(ANNAPOLIS, MD)—Allison Colden, Maryland Fisheries Scientist with the Chesapeake Bay Foundation, issued this statement following the release today of reports outlining the progress made by Maryland and Virginia in recent years to increase significant acreage of oyster reefs. The reports were issued by the National Oceanic and Atmospheric Association Chesapeake Bay Office and the Chesapeake Bay Program:
"At the Chesapeake Bay Foundation, we are proud of the role we've played in helping expand the network of oyster reefs in Harris Creek, Little Choptank, and the Tred Avon River. To date we've planted over 81 million spat-on-shell on those reefs, using our specially designed oyster restoration vessel, the Patricia Campbell.
"Science tells us these restored reefs will boost the recovery of the oyster population. Larvae from the reefs will flow on the tides and currents for miles to help repopulate other reefs where oysters are less dense.

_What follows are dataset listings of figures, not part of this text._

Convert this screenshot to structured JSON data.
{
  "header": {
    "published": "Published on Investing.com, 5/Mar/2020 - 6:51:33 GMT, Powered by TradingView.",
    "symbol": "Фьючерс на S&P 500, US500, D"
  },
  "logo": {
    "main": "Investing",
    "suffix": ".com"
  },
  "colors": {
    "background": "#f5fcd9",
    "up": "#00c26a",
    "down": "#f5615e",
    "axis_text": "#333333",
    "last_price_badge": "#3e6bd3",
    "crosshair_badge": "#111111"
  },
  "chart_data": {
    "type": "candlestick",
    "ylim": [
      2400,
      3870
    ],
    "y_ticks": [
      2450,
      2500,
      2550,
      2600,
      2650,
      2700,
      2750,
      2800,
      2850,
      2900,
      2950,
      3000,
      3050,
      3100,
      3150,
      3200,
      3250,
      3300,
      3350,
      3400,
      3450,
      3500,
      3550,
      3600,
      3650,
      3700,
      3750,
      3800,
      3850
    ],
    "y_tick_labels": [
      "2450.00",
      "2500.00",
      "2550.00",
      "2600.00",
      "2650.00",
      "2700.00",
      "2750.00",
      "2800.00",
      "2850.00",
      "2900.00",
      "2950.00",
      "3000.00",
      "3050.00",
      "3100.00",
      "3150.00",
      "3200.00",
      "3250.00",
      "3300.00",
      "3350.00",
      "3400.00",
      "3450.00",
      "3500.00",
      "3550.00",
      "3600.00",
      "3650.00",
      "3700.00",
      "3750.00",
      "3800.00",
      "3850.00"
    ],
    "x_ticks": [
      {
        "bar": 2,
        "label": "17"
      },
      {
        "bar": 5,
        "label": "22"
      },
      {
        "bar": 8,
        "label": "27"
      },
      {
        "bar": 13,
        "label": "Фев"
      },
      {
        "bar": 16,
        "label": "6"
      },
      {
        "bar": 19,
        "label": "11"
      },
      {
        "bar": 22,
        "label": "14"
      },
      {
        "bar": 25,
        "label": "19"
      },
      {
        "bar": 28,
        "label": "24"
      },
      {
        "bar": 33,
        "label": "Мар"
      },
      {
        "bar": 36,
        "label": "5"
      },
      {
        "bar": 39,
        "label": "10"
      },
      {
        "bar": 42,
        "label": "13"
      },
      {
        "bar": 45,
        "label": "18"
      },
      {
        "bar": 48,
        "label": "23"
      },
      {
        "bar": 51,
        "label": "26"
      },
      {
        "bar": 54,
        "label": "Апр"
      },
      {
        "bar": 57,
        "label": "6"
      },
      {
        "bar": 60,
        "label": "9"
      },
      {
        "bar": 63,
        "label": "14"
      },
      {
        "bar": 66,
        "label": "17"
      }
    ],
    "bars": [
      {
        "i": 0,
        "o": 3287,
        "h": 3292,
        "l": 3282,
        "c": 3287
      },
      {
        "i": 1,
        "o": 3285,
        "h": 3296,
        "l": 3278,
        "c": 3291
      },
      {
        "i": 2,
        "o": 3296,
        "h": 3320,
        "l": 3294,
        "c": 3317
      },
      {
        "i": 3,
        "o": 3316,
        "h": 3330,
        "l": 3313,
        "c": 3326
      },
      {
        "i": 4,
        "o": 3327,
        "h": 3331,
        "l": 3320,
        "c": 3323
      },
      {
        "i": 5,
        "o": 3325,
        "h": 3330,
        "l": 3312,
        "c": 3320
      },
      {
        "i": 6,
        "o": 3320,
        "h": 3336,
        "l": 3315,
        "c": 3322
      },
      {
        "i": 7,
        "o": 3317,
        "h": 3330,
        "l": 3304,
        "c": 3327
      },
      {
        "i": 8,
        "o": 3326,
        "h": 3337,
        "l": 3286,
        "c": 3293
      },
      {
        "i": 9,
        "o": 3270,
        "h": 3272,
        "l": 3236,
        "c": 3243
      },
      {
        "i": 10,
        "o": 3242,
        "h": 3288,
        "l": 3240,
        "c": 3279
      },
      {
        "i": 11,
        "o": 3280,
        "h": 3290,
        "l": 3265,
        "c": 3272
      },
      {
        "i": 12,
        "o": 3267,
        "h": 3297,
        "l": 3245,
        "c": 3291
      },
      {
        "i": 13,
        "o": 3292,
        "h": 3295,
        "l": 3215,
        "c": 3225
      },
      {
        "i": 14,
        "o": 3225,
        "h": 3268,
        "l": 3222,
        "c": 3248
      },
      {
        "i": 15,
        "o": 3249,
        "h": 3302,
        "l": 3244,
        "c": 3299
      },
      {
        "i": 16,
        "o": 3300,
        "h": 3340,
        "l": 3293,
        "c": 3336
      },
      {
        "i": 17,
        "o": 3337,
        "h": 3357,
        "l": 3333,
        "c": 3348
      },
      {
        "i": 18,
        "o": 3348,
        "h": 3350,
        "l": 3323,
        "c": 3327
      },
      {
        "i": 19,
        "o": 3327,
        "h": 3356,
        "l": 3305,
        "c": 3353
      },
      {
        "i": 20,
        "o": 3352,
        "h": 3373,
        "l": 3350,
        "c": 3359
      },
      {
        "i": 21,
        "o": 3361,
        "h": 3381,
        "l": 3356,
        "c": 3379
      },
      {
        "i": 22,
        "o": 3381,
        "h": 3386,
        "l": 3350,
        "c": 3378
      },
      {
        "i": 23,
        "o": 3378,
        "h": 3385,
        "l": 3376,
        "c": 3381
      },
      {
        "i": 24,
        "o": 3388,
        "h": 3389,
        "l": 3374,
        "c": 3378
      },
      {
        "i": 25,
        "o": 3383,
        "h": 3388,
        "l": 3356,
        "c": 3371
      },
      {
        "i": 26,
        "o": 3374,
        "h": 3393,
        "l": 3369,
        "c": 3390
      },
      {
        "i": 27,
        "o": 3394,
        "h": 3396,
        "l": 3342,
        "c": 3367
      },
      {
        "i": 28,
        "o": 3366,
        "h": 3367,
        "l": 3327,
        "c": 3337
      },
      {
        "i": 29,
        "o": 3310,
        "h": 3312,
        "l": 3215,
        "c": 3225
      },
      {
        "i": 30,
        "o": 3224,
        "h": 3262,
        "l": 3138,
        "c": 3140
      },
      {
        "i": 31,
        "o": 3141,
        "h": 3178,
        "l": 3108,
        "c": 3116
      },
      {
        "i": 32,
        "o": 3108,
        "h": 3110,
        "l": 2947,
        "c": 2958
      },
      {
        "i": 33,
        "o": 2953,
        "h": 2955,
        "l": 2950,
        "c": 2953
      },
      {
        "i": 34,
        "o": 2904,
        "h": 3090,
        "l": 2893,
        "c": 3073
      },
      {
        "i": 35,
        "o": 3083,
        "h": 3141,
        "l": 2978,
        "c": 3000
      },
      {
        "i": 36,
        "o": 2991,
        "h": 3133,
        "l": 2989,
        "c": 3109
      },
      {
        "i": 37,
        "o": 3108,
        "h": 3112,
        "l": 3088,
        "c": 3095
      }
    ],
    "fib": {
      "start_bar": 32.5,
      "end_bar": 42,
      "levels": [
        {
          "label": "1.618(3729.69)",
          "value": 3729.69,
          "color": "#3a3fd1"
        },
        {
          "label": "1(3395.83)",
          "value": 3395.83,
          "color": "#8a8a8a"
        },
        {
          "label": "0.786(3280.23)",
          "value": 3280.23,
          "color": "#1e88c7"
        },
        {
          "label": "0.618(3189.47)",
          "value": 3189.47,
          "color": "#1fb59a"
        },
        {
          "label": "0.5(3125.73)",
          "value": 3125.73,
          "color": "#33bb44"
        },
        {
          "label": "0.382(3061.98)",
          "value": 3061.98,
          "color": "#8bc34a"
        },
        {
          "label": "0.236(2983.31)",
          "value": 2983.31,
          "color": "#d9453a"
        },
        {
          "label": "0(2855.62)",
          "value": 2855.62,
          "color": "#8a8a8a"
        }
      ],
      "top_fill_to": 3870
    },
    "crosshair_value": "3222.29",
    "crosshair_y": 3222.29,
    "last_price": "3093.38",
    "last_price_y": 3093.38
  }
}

"It's critical that we finish construction of 440 acres of the reef system in the Little Choptank and 147 acres in the Tred Avon River, and plant oysters in sufficient densities to create thriving oyster communities. These concentrated networks of large oysters will be the reproductive engines of the oyster population's recovery.
"Much as we can be pleased with our work so far, we can't stop. Maryland must designate the next two tributaries for large-scale oyster restoration, as Virginia already has done. We must meet our obligations under the Bay Agreement to improve oyster habitat."